The bottleneck is authorization and trust. Auth0 AI Agents existed exactly for this kind of moment — AI acting on behalf of a real human, in a way that needs to be scoped and accountable. Designing speech acts as authorized events instead of arbitrary outputs changed how we thought about every screen.

Snowflake also became more interesting than we expected. We started thinking of it as just "where the logs go." It's actually the foundation for the clinical-signal layer — measuring gesture accuracy decline over time turns the same dataset into a passive monitoring tool that doesn't add burden to the patient.

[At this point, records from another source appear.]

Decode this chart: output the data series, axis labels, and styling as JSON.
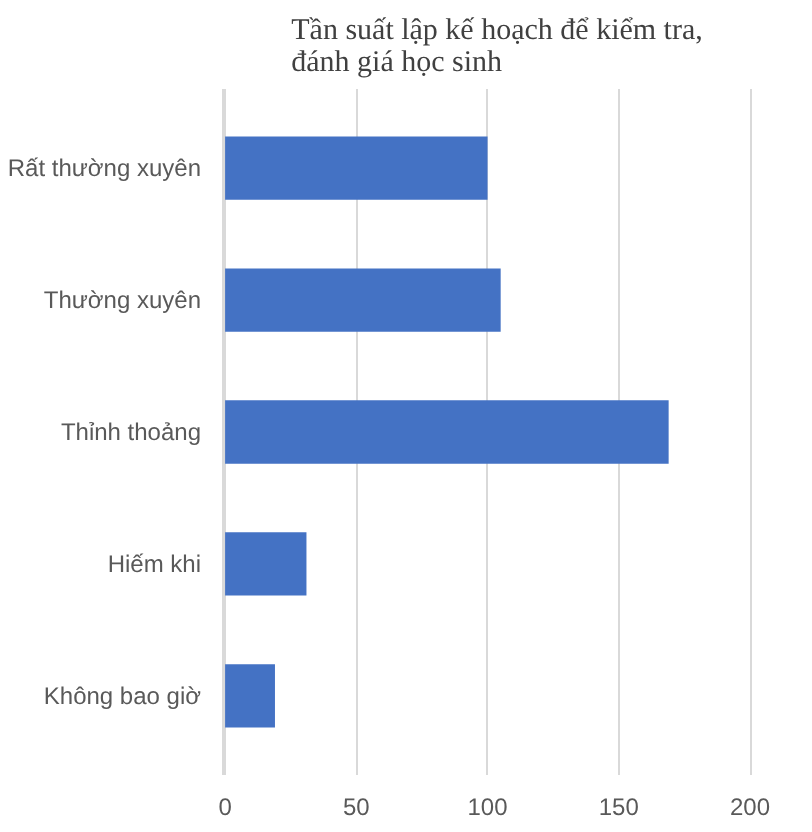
{
  "chart_data": {
    "type": "bar",
    "orientation": "horizontal",
    "title": "Tần suất lập kế hoạch để kiểm tra,\nđánh giá học sinh",
    "categories": [
      "Rất thường xuyên",
      "Thường xuyên",
      "Thỉnh thoảng",
      "Hiếm khi",
      "Không bao giờ"
    ],
    "values": [
      100,
      105,
      169,
      31,
      19
    ],
    "color": "#4472c4",
    "xlim": [
      0,
      200
    ],
    "xticks": [
      0,
      50,
      100,
      150,
      200
    ],
    "grid": "x"
  }
}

LSTMs still work. Transformers get all the attention right now (no pun intended), but for short time-series classification on small per-user datasets, a tight stacked LSTM converges in seconds and runs anywhere.

What's next

If we keep building this past the hackathon, in priority order:

  1. Tremor-robust feature pipeline — wavelet-based denoising so late-stage motor symptoms don't break the model
  2. Adaptive online learning — update the personalized model continuously as the patient's motion drifts
  3. Real Auth0 AI Agents production integration — replace the visual mock with live token issuance and validation
  4. Caregiver mobile app — companion app so the dashboard isn't desktop-only
  5. Clinical pilot — partner with an ALS clinic for a 10-patient feasibility study

Some people lose their voice before they lose what they wanted to say. Cheshire is for them.